Klamath Falls, Ore., May 27, 2011 – Iberdrola Renewables today announced a winter-only power purchase agreement with Puget Sound Energy for 100 MW of electricity from Iberdrola’s natural gas-fired Klamath generating facility in Southern Oregon.
The transaction, which takes effect Jan. 1, 2012, is designed to help PSE meet its customers’ wintertime peaks in electricity demand. While the contract price is confidential, PSE said the transaction’s terms were the most favorable of the 60-plus power-supply offerings the utility received during a formal 2010 request for proposals.
PSE currently self-generates about 46 percent of its customers’ electric energy, Markell noted, with the rest purchased from other power producers.

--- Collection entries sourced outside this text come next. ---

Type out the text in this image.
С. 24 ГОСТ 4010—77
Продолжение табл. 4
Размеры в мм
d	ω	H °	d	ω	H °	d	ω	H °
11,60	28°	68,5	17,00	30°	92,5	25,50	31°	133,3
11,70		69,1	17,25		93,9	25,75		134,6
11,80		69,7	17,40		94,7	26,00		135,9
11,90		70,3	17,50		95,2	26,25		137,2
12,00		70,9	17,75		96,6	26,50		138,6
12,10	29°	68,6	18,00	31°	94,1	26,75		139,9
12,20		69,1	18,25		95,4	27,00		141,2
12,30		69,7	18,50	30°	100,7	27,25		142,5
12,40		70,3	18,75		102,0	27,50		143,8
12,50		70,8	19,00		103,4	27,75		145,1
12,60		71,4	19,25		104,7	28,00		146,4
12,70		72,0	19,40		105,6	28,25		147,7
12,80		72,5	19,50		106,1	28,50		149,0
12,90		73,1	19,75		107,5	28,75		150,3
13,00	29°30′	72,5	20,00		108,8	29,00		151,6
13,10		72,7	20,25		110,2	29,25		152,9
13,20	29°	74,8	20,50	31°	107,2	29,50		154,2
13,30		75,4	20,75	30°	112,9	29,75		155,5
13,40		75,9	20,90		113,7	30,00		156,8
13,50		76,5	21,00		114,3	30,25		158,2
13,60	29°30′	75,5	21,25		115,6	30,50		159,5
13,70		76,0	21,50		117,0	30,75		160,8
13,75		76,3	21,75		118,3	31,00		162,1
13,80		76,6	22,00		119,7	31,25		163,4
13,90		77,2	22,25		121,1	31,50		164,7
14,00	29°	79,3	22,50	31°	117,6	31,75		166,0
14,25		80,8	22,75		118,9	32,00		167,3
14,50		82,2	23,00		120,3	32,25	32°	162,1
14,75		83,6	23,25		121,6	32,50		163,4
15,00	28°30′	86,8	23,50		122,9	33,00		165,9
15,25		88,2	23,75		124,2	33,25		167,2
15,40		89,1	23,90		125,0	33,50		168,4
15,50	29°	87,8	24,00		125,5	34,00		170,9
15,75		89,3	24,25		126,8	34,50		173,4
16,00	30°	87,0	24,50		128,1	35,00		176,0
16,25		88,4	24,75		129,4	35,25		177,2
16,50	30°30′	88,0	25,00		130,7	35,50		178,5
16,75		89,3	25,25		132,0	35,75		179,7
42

Under the new contract, PSE will receive 100 MW of power from Iberdrola’s single-cycle “peaker” generating facility in Klamath Falls, although Iberdrola has the option to supply the energy from its adjacent, 506-MW Klamath Cogeneration Plant.
PSE continues to seek and evaluate proposals to meet its growing need for peak and off-peak power going forward, and plans to issue a new power-supply request for proposals later this year.
The utility’s 2011 draft Integrated Resource Plan estimates that the utility will need to acquire about 2,600 MW of additional power capacity by 2020 to meet its customers’ peak wintertime electricity demand. PSE’s capacity need – driven by expiring purchased-power contracts, potential retirement of aging PSE power plants, and long-range population growth – rises to about 4,200 MW two decades from now.
Iberdrola’s Klamath Cogeneration Plant on April 26 was recognized with Oregon OSHA’s VPP Star status, the highest designation for safety and health excellence from the Voluntary Protection Program in the United States.
The project has won many awards. When commissioned in 2001, Klamath became the cleanest fossil-fuel power plant ever constructed in the U.S. in terms of greenhouse gas emissions. It was a model for Oregon legislation that now governs the carbon dioxide emissions of new fossil-fuel power plants built in the state.
In addition to greenhouse gas mitigation, Klamath uses up to three million gallons per day of treated municipal wastewater provided by the city of Klamath Falls to meet 100 percent of its cooling needs, helping the city reduce its discharges into the Klamath River by about two million gallons per day.